One market currently has two factors that strongly imply at least a one-month bull run. That market is Soybeans.
Most of the information about the current Soybean bullish set up comes from a recent interview with the legendary trader, author, and market analyst Larry Williams.
The weekly continuous Soybean chart courtesy of Barchart.com illustrates the long-term picture.

The Commitment of Traders (COT) tracks weekly the net futures positions of three trading groups; Small speculators, Large speculators, and Commercials. The group to follow are Commercials. they have the most money and knowledge of the futures they trade.
Large Commercial net long positions tend to correspond to market bottoms. Large Commercial net short positions tend to correspond with tops. The large Commercial positions are not a precise timing tool, they identify a set up for a potential market turn.
Please note the prior three large Commercial long positions came close to Soybean bottoms. The most recent Commercial long position is the largest recorded in the history of Soybean COT reports.
Larry Williams also explained Soybean seasonal factors. The Soybean futures seasonality chart courtesy of EquityClock.com shows what could happen in April.

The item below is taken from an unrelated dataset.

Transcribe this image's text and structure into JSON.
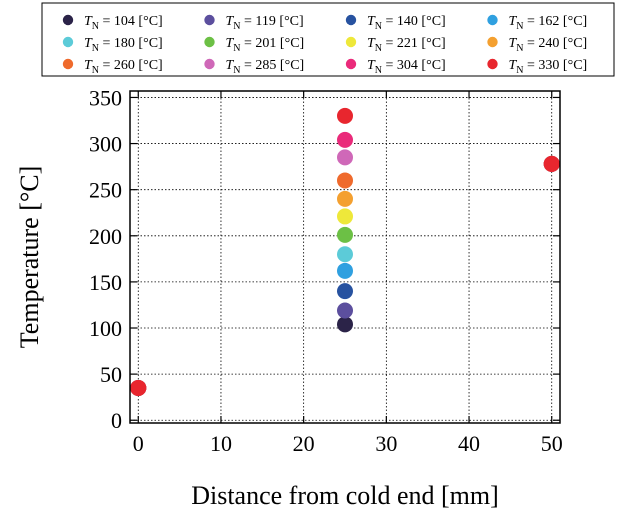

After a late March decline Soybeans seasonally trend up throughout most of April.
Larry Williams called the bullish Soybean set up a “Jessie Livermore trade” – going long above a high point. Jessie Livermore was one of the greatest traders in history. His main technique was to buy/sell strong trending stocks and commodities at new highs/lows.
The 18 -day and 50 – day Moving Averages are tools to use in timing upside/downside trade entries.
The daily May – Soybean chart shows the 50 – day moving average (MA).

Long orders could be made above the 50-day MA. If the price subsequently moves below the 50-day MA exit the long position. In the current situation wait for a move above 50-day MA and a move above the most recent price high at 1,226’6.
Because Soybeans tend to trend very well the upside target could be reached sometime in April 2024.
One area Larry Williams did not discuss was the Soybean – Elliott wave count.
The daily May- Soybean chart courtesy of Trading View illustrates the short-term Elliott wave count.

Since late February, Soybeans have completed a five – wave Elliott Impulse pattern and may have just completed a three – wave correction. This implies Soybeans could soon start another rally that exceeds the high point at 1,226’6.
From an Elliott analytical perspective its tempting to enter a long trade on a pull back. Because Soybeans trend very well, and the enormous Commercial long position the superior long entry point is above the recent high at 1,226’6.
Agriculture commodities may require more fundamental analysis than other markets. The current Soybean market is an exception. The huge Commercial net long position combined with bullish seasonal patterns are dominant factors.
For those interested in speculating on a Soybean bullish move there’s a non – leverage Exchange Traded Fund – Teucrium Soybean- symbol (SOYB).